Among patients with aggressive systemic mastocytosis, the median OS was not reached (95% CI, 28.7 months-not estimated). OS was 20.7 months (95% CI, 16.0-44.4) among patients with systemic mastocytosis with an associated hematologic neoplasm and 9.4 months (95% CI, 7.5-not estimated) among patients with mast-cell leukemia. Forty-eight patients were alive at time of data cutoff.
The median progression-free survival (PFS) was 14.1 months in the primary efficacy population.
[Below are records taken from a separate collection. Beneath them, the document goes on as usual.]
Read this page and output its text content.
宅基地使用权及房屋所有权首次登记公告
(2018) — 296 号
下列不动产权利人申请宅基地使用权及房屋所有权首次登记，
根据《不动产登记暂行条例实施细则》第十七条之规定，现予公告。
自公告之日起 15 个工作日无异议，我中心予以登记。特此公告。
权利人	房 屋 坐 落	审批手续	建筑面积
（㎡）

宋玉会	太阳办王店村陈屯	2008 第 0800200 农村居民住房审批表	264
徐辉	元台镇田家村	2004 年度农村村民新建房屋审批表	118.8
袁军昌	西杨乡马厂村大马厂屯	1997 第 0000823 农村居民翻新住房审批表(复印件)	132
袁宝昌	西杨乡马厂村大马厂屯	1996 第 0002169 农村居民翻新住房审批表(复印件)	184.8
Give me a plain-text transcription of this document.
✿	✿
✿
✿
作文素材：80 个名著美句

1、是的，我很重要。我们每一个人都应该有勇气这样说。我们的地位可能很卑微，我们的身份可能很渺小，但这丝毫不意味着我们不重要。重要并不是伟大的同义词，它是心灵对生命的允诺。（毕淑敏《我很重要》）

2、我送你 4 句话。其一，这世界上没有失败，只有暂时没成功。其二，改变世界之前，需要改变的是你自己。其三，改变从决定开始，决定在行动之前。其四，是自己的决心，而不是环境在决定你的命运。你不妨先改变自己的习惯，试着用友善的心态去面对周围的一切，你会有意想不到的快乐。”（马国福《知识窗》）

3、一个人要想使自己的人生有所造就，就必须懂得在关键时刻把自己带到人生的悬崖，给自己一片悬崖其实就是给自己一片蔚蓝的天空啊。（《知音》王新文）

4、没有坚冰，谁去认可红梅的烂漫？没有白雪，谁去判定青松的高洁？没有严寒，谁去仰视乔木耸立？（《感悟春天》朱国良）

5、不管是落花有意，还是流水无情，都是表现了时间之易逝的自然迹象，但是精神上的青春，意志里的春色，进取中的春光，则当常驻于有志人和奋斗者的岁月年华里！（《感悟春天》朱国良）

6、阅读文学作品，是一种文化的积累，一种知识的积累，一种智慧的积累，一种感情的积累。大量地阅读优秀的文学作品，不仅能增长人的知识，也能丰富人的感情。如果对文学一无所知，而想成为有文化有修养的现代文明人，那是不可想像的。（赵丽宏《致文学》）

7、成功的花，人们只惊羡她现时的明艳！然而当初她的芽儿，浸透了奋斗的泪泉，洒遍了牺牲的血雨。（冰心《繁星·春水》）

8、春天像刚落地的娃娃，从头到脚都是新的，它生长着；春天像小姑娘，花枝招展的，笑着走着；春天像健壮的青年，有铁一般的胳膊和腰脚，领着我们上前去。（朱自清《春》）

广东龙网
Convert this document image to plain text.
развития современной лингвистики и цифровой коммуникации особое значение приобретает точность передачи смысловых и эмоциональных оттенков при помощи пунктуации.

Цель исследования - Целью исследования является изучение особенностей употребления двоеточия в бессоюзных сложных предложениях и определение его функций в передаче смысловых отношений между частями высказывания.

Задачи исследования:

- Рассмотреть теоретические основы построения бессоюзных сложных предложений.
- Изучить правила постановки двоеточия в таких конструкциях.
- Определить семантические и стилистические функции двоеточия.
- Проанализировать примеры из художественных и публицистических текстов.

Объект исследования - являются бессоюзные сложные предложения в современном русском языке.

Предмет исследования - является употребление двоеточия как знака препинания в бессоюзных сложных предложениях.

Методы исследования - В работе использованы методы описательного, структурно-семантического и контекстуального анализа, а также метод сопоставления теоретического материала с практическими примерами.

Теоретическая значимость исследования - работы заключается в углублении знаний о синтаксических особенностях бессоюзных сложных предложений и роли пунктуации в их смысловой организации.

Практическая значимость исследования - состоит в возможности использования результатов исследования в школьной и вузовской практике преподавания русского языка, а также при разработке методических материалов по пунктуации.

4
However, it was longer among patients with aggressive disease than among patients with systemic mastocytosis with an associated hematologic neoplasm (11.0 months) and patients with mast-cell leukemia (11.3 months).
A post hoc analysis showed that the median OS was significantly longer among patients who had a response than among those without a response (44.4 months [95% CI, 20.3-not estimated] vs 15.4 months [95% CI, 7.5-not estimated]; HR, 0.42; P = 0.005).
“These data show clear disease and symptom improvement with oral midostaurin treatment across a range of study participants who were reflective of the heterogeneity of this disease,” senior study author Andreas Reiter, a professor from the University of Heidelberg in Germany, said in a statement. “If approved, midostaurin will offer patients a much needed treatment option.”
Frequently reported adverse events across the study population included nausea, vomiting, diarrhea, and peripheral edema. Nausea occurred in 92 patients (79%), vomiting in 77 patients (66%), diarrhea in 63 patients (54%), and peripheral edema in 40 patients (34%).
There were lower rates of grade 3/4 events observed: 6% nausea, 6% vomiting, 8% diarrhea, and 4% peripheral edema.
The authors noted that the trial provided initial evidence of midostaurin's efficacy and benefit for patients with regard to reversing organ damage, decreasing splenomegaly, and improving quality of life, among others.
“Future studies are warranted to evaluate midostaurin in combination with other drugs and in the peritransplantation setting in patients with advanced systemic mastocytosis, or as monotherapy in patients with indolent systemic mastocytosis with refractory symptoms,” the authors wrote.
Gotlib J, Hanneke CKN, George TI, et al. Efficacy and Safety of Midostaurin in Advanced Systemic Mastocytosis. N Eng J Med. 2016; 374:2530-2541.
This study was reportedly the largest and longest-running prospective clinical trial ever in this disease, according to a statement from Novartis, the company manufacturing the agent. The FDA granted a breakthrough therapy designation status for midostaurin for a subset of adults with acute myeloid leukemia (AML) in January 2016 and an orphan drug status for AML and mastocytosis.